There is a serial killer theme to BLOOD ATONEMENT, although initially it's only Detective Grant Foster who sees the parallels between the death of Katie Drake, and the disappearance of her 14 year old daughter, and a case 3 years earlier. But do not let that put you off, this isn't your standard mad, bad, feral serial killer. After Foster asks genealogist Nigel Barnes to look into the family history of these girls, the reason for this killer selecting his victims is finally resolved. It's the family tree research that gives Foster the leads he needs.
It's a real testament to the writing of Waddell that makes the idea of a consultant genealogist perfectly acceptable, it's the methodology in researching the past that makes for some of the real standouts of BLOOD ATONEMENT.

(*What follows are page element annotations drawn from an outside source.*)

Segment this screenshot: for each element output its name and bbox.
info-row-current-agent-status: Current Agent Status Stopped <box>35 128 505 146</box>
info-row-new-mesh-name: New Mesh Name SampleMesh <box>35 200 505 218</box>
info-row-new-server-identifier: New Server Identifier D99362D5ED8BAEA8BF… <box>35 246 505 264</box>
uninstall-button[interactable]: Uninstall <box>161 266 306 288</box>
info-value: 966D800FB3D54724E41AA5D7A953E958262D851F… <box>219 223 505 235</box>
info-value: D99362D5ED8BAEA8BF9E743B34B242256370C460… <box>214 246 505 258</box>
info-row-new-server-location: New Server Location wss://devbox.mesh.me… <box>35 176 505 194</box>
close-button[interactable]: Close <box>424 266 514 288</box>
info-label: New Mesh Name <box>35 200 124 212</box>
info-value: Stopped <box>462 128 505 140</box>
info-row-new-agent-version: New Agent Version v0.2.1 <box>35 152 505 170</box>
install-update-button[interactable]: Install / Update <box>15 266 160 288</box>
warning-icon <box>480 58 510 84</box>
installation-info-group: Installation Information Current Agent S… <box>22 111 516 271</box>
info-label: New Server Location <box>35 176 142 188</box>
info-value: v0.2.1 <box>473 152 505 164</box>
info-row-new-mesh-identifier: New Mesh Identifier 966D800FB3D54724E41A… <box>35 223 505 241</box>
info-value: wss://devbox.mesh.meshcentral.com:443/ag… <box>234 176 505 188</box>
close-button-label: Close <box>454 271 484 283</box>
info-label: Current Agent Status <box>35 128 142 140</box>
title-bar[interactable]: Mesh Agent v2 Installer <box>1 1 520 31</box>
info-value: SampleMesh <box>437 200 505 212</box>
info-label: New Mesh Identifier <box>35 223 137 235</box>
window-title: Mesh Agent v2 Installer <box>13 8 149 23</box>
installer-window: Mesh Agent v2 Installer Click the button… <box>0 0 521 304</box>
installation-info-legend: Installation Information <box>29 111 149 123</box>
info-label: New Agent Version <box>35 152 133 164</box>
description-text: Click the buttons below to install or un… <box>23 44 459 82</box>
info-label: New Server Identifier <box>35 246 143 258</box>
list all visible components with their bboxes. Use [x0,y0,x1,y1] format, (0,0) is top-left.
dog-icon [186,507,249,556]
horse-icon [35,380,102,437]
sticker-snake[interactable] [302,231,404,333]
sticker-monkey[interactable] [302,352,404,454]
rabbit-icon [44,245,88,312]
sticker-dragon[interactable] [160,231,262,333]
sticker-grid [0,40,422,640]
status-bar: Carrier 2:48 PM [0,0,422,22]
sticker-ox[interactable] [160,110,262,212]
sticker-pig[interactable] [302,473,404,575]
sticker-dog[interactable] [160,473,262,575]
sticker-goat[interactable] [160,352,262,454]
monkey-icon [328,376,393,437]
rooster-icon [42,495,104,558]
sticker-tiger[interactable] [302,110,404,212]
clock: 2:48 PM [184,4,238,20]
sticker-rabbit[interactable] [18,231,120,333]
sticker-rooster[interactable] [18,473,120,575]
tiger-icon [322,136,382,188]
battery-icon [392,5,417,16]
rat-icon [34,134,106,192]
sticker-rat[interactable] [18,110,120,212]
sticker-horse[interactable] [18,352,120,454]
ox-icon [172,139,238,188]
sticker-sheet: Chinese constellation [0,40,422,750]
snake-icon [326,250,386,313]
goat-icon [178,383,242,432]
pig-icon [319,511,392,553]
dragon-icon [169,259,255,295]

Whilst BLOOD ATONEMENT (and the earlier book THE BLOOD DETECTIVE) are effectively police procedurals, it's undoubtedly the spin of genealogy that creates the interest in these books. Having said that, at no stage does it seem like a trick or shtick or anything designed to make the books that little bit different. Instead the use of Nigel's skills seems seamless, makes sense.
Someone killed Katie Drake, a single mother living in Queen's Park, and abducted her 14-year-old daughter. Detective Grant Foster sees chilling parallels with the disappearance of a teenager 3 years earlier. He calls on genealogist Nigel to piece together the links between the families of the two girls. The trail leads Nigel back to 1890.